In the interim, progress toward the Asean Community's end-2015 deadline will be increasingly stifled by protracted domestic concerns of member states.

     Myanmar's current chairmanship is bogged down by ethnic, religious and communal violence at home, particularly in western Rakhine state, where tensions center on the contested identity and status of nearly 1 million Rohingya Muslims. In addition, despite progress in peace talks, conflicts between the army and armed ethnic groups persist, recently flaring up again in northern Kachin state.

     Myanmar is also preoccupied with by-elections to be held later this year ahead of its 2015 general election, all against the backdrop of potential constitutional amendments and jockeying for the post-election presidency. Already, it seems, Naypyitaw will be fortunate to finish out its inaugural year as chair.

     This is a pity. Myanmar's opening and reforms over the past three years have been pivotal for Asean, enabling the organization to connect geostrategically with South Asia. The country's turn as chair has also "normalized" Asean as a regional organization in which all members can assume the rotating chairmanship. (Myanmar had to skip its turn in 2006 due to pressures over its shoddy human rights and democracy record.) And Myanmar's growing openness adds to regional democratization when established electoral democracies such as Thailand and Malaysia are at risk of rollback.
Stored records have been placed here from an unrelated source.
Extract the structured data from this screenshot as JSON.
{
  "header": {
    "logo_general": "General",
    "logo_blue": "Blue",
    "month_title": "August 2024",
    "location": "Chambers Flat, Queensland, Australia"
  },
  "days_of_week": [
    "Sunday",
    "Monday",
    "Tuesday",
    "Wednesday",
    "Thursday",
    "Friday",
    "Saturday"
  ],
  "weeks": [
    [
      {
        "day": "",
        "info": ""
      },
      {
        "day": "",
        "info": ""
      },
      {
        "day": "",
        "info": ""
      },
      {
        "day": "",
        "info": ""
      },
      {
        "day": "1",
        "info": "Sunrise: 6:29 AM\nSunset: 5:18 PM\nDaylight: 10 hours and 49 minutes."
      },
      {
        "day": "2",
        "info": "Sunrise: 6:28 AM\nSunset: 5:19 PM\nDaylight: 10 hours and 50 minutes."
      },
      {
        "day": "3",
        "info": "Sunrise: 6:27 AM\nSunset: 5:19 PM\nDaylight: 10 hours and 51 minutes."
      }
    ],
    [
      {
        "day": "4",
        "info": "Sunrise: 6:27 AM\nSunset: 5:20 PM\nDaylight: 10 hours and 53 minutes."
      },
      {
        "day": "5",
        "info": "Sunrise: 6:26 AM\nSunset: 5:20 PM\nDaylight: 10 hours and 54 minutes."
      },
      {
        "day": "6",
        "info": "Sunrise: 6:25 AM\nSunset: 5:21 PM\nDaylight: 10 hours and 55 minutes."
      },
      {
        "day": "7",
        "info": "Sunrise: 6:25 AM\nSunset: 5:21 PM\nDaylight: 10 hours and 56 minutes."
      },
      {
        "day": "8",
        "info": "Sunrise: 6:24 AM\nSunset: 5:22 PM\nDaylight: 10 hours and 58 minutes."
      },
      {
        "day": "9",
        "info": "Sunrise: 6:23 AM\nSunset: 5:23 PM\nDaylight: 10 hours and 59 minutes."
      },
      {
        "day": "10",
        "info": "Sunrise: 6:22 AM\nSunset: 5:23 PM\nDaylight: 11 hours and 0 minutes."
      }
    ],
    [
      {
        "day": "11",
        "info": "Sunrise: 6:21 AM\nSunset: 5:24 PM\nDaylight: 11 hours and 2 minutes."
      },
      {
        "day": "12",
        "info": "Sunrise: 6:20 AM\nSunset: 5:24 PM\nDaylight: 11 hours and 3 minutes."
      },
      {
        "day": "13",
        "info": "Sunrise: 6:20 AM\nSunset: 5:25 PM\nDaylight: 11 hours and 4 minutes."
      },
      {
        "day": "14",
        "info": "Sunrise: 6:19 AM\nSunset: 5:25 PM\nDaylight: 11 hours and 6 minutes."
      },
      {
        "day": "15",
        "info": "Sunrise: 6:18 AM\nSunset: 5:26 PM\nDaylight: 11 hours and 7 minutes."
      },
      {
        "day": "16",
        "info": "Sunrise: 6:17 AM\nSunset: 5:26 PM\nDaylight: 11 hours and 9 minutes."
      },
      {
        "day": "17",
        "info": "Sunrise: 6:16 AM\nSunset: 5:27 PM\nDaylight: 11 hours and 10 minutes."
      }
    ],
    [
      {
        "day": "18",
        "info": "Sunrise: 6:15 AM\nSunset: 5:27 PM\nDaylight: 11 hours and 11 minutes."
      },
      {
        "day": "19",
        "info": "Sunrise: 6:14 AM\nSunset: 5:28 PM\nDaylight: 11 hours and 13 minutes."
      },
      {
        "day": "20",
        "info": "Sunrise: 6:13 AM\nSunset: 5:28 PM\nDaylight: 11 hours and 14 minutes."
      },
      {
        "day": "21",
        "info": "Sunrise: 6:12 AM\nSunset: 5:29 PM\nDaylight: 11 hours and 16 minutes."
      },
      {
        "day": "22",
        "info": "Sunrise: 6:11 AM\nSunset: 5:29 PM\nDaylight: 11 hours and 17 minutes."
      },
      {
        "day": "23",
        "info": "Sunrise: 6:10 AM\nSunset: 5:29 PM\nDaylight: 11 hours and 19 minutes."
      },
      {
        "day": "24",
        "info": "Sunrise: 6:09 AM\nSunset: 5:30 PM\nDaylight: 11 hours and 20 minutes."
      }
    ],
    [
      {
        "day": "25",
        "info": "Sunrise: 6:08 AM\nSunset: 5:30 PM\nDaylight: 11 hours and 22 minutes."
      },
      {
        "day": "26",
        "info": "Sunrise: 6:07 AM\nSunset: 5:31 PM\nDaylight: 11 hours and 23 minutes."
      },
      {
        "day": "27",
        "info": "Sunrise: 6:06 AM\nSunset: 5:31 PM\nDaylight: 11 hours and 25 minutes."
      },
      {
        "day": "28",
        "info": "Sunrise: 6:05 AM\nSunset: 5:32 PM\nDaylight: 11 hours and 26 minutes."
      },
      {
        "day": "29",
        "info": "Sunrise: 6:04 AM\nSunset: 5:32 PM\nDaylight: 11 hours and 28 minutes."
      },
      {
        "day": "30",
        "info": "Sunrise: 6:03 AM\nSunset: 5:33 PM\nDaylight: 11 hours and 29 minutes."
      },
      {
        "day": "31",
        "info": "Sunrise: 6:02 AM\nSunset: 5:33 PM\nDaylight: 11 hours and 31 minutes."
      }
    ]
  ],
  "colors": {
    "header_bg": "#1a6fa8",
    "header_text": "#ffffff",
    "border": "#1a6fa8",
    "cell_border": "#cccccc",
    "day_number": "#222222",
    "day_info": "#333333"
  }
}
     Malaysia, meanwhile, has already set up an agenda for its turn as chair in 2015, touting a "people-centered Asean" and scoring political points at home for showing regional leadership. Prime Minister Najib Razak has called for member states to increase budget resources for the Jakarta-based Asean Secretariat and has floated the idea of a fourth pillar on the environment to deal with climate change and cross-regional problems like the haze from Indonesia. Najib has also suggested removing caps on member states' contributions, enabling richer countries to pour more resources into Asean. But this raises questions about whether larger contributors will have correspondingly more say, thereby aggravating Asean's rich-poor gaps. Such proposals and promises from Kuala Lumpur simply serve to hinder Myanmar in its role as chair.
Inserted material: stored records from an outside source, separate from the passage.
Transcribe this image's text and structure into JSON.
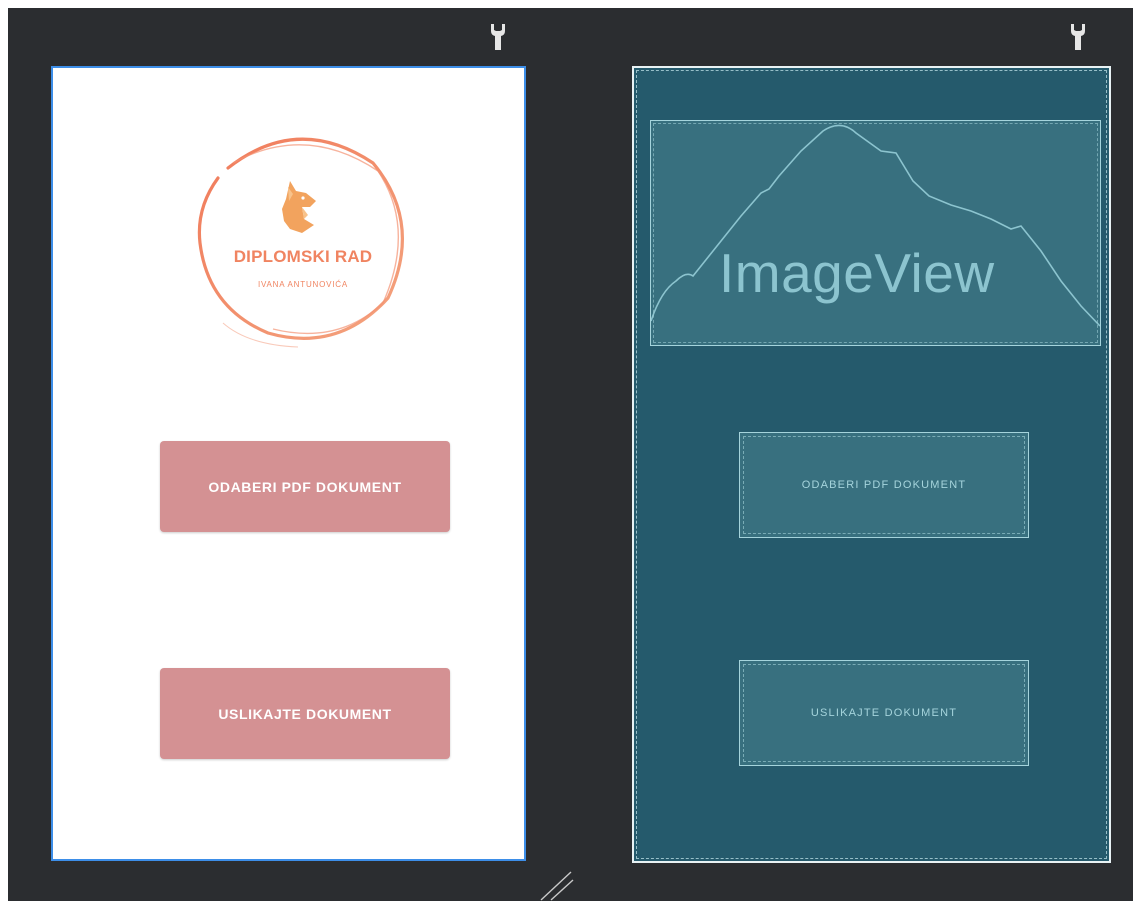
{
  "design": {
    "logo_title": "DIPLOMSKI RAD",
    "logo_subtitle": "IVANA ANTUNOVIĆA",
    "button_pick_pdf": "ODABERI PDF DOKUMENT",
    "button_capture": "USLIKAJTE DOKUMENT"
  },
  "blueprint": {
    "imageview_label": "ImageView",
    "button_pick_pdf": "ODABERI PDF DOKUMENT",
    "button_capture": "USLIKAJTE DOKUMENT"
  },
  "icons": {
    "left_toolbar": "wrench-icon",
    "right_toolbar": "wrench-icon",
    "resize": "resize-handle-icon",
    "logo": "fox-icon"
  },
  "colors": {
    "canvas_bg": "#2b2d30",
    "selection_border": "#3d8ee8",
    "logo_accent": "#f08461",
    "button_bg": "#d49193",
    "blueprint_bg": "#255a6c",
    "blueprint_element": "#38707f",
    "blueprint_line": "#a5d4dc"
  }
}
     Asean is particularly constrained by the domestic politics of its two original stalwarts, Indonesia and Thailand. Indonesia is scheduled to hold a presidential election in July, which is widely expected to see popular Jakarta Gov. Joko "Jokowi" Widodo lead a coalition government cobbled together in backroom deals. 

     Another stable five-year term with an orderly change of elected government could help reinforce Indonesian democracy. Thailand's democratic system is going the other way, however, as electoral politics are hostage to deep divisions and arguments for appointed outcomes. Thailand faces an existential transformation in which its monarchy-centered socio-political hierarchy must adapt to the awakened forces of democracy.

     While these challenges to realizing the Asean Community have become pricklier, they are unlikely to derail the organization's integration aspirations. The Asean way of considerable cooperation and incremental integration is to agree on more than is implementable and then implement less than was agreed. Asean's average implementation rate is around 30%. Over five decades, though, 30% can add up to a lot -- at least enough to keep the group relevant to the outside world as well as dynamic and prosperous within.

Thitinan Pongsudhirak teaches international political economy and directs the Institute of Security and International Studies at Chulalongkorn University in Bangkok.